Groundhog Day history

Steve Roark - Claiborne Outside

Groundhog Day is really another celebration of the birth of Christ, but few realize it because it has undergone many changes over the centuries.

February 2 used to be called Candlemas Day. It was a feast commemorating when the Virgin Mary, in obedience to Jewish law, went to the Temple in Jerusalem both to be purified 40 days after the birth of her son, and to present the child to God as her firstborn. This is documented in Luke 2:22-38. It has been a celebration since the fourth century and was observed with lighted candles, hence the name “Candlemas”.

Folklore and superstition attached themselves to the celebration and slowly changed it over the centuries.
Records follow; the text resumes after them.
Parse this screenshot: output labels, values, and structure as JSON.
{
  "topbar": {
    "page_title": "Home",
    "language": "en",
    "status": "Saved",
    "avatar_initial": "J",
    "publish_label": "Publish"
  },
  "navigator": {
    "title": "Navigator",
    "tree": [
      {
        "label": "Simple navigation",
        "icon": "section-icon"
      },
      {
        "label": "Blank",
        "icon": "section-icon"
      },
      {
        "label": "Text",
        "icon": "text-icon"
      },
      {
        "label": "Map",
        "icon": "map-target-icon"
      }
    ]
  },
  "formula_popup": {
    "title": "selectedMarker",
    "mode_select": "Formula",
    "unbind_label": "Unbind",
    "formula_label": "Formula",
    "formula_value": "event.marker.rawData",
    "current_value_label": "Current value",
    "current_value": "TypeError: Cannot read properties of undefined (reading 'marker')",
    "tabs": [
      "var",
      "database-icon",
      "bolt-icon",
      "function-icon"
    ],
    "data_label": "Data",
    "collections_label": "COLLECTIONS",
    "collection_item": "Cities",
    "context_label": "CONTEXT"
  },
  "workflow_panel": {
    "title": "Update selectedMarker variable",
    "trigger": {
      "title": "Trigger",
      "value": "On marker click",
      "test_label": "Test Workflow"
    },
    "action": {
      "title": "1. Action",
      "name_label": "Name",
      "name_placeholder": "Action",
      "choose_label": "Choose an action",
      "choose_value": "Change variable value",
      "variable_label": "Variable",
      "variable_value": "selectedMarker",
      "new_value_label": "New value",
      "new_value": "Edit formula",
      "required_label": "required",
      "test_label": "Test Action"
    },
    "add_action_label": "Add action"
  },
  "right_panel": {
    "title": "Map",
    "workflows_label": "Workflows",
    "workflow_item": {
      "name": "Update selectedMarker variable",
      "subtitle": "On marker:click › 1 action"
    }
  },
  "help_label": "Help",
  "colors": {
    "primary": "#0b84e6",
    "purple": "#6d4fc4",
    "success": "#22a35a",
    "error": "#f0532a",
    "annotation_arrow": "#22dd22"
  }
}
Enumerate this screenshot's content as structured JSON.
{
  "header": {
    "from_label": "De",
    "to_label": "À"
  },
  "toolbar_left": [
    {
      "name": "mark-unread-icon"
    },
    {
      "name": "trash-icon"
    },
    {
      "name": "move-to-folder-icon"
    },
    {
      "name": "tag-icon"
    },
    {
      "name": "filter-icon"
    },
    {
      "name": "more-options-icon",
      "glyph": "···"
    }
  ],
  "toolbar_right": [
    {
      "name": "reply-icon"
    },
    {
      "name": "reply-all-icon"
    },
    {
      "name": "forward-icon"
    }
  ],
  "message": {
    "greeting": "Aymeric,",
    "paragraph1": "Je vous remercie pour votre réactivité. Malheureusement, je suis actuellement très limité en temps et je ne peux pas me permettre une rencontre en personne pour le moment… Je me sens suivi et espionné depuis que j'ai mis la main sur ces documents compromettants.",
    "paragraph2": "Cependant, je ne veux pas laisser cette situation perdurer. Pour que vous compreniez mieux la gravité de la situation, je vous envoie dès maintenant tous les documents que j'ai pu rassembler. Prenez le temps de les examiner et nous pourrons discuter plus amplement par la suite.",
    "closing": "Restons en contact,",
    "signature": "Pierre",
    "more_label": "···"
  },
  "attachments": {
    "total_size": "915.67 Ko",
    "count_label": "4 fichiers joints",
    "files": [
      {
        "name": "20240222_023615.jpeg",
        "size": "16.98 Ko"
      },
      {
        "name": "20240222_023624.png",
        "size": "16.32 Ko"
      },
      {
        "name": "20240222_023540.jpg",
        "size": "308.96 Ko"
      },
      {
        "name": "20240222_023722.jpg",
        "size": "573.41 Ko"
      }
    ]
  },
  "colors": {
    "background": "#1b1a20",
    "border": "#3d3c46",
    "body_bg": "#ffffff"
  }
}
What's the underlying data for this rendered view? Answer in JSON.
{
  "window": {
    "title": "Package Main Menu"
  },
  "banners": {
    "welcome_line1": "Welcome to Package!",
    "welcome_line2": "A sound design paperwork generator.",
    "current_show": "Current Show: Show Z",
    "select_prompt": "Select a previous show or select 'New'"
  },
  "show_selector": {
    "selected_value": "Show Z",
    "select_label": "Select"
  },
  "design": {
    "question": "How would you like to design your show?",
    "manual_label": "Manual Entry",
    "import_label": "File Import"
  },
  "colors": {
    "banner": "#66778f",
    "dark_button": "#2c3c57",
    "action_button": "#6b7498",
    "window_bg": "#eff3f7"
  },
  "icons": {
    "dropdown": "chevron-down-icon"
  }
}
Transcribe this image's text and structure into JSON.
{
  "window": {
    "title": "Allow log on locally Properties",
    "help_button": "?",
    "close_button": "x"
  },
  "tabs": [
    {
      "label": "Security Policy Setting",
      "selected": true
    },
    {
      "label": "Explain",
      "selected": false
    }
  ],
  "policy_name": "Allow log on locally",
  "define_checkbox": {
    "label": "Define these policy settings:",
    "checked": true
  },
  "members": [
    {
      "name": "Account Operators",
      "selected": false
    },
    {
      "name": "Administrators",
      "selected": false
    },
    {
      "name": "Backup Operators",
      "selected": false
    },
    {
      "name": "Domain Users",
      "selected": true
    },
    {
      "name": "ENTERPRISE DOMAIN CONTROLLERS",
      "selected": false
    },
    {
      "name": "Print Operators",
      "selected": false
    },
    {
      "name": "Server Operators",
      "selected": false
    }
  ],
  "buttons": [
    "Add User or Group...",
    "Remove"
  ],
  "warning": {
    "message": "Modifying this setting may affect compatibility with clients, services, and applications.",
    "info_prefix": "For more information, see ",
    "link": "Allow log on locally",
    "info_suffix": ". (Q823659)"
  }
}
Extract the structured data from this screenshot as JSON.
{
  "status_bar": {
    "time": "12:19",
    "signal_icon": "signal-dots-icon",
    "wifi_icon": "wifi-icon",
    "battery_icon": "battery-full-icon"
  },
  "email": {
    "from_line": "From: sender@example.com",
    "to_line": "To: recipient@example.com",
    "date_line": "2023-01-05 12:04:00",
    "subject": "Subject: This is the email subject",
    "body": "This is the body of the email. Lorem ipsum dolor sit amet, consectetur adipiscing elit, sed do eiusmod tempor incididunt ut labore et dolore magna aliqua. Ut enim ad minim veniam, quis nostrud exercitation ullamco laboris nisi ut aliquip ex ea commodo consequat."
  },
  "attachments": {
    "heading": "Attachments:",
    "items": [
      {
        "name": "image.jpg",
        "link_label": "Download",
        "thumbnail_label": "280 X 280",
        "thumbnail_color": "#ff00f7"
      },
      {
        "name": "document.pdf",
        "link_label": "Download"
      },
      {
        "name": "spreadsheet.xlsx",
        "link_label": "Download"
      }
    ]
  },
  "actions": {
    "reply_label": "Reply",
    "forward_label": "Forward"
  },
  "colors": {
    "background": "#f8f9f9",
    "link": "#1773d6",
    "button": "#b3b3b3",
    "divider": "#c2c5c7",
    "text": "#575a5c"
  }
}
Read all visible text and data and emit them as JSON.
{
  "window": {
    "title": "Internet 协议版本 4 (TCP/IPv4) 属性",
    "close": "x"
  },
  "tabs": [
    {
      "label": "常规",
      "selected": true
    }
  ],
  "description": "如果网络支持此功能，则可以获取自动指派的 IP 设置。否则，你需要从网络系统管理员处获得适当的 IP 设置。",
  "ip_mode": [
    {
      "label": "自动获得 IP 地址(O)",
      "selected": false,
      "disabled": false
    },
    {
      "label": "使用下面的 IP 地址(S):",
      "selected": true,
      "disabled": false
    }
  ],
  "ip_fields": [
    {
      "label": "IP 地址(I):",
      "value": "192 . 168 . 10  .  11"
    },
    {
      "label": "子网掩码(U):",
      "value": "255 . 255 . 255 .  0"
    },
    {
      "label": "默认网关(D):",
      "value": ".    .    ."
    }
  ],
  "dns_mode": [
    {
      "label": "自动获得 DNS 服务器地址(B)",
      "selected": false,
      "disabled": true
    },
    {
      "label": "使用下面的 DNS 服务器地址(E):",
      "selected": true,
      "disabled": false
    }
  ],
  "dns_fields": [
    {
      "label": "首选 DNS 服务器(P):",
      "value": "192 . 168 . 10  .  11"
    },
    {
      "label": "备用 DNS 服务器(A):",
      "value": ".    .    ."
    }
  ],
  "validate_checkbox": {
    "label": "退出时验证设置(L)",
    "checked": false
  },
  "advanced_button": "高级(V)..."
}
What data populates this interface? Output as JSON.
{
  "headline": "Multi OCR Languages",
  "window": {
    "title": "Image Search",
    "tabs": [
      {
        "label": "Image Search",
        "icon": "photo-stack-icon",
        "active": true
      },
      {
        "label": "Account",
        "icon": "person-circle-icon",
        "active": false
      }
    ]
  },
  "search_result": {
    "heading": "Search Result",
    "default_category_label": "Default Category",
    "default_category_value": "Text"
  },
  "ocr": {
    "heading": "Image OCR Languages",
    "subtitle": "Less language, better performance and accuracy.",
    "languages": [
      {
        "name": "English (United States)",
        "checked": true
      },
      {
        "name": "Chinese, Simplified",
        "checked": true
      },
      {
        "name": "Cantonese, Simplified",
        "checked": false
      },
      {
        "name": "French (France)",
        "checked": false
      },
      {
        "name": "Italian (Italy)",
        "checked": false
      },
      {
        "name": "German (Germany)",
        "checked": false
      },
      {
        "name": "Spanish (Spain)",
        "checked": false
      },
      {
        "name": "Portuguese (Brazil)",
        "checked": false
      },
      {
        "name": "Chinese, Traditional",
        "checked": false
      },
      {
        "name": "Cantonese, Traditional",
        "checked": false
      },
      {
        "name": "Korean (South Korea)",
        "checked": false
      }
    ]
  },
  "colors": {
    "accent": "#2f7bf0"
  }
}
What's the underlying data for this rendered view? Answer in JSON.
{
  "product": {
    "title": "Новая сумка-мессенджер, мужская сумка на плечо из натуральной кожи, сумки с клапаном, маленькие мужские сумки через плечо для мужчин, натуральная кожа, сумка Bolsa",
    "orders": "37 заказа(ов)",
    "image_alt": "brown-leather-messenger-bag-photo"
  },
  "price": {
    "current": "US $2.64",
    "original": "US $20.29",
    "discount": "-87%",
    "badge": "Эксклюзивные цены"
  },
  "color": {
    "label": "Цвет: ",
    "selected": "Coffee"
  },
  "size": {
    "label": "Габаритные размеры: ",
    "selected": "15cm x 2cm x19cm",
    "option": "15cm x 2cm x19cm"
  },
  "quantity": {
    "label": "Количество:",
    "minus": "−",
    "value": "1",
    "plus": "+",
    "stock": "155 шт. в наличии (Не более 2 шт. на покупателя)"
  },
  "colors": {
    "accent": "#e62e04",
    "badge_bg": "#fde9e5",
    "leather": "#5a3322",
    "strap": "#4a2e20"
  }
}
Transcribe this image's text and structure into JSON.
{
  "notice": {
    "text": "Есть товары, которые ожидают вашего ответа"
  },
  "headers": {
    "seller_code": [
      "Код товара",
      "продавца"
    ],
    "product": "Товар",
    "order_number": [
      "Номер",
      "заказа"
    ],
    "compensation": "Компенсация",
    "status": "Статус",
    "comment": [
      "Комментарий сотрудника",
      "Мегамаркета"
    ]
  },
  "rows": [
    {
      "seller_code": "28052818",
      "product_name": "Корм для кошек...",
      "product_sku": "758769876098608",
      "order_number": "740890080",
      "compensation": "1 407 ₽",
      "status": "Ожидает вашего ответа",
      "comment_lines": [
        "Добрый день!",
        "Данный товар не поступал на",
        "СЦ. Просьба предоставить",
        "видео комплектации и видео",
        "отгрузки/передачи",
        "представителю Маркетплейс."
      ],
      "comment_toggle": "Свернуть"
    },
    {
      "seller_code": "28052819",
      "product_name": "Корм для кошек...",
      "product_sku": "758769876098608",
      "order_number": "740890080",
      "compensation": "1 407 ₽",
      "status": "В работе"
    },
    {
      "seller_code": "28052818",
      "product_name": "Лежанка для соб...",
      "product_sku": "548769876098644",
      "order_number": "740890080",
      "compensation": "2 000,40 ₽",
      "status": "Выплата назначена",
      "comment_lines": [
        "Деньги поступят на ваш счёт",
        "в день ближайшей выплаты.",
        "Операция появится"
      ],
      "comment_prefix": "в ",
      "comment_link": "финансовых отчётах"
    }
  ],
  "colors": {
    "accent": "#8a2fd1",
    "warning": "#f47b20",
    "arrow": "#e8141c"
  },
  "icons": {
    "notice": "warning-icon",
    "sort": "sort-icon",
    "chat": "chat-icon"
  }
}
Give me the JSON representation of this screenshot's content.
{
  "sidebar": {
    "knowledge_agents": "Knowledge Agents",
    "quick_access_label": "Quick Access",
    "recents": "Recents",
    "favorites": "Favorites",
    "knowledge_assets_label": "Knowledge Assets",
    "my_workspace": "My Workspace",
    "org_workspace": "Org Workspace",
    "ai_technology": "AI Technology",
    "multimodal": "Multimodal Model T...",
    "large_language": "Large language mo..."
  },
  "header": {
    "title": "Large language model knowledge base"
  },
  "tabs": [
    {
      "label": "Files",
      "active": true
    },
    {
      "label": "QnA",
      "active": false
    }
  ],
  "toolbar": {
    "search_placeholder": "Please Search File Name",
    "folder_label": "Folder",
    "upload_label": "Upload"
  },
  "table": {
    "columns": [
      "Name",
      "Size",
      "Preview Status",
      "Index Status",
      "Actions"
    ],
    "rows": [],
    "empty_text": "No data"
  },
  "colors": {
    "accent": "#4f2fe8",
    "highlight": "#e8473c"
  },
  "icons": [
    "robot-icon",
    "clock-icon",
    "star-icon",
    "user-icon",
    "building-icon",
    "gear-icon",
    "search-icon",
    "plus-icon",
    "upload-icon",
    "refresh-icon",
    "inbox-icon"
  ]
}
There was an old belief that all Christmas decorations must be down before Candlemas Day or ill tidings would occur. It was thought that if a single leaf or berry used for decorating the church was left in the church pew that someone who usually occupied that seat would die before another Yuletide. It was a strong enough belief that wealthier families would send servants down to the church to sweep out the pews on Candlemas Eve.

Weather prediction became associated with February 2 according to this old English song: “If Candlemas be fair and bright, Come Winter, have another flight; If Candlemas bring clouds and rain, Go Winter, and come not again.” Why they stuck a rodent into this picture is beyond me. But as you know, on a “fair and bright” February 2 the groundhog will likely see his shadow and run back to his den, denoting an extended winter. A day of clouds will produce no shadow, so the groundhog will hang around, thus predicting a short winter. In other countries the bear and the badger are used in the same way.

So don’t just brush off February 2 as a silly tradition. It is a noble and holy celebration that has been twisted beyond recognition. Have a happy Candlemas Day, and be sure to get down those Christmas lights.

Steve Roark is the area forester in Tazewell for the Tennessee Department of Agriculture, Forestry Division.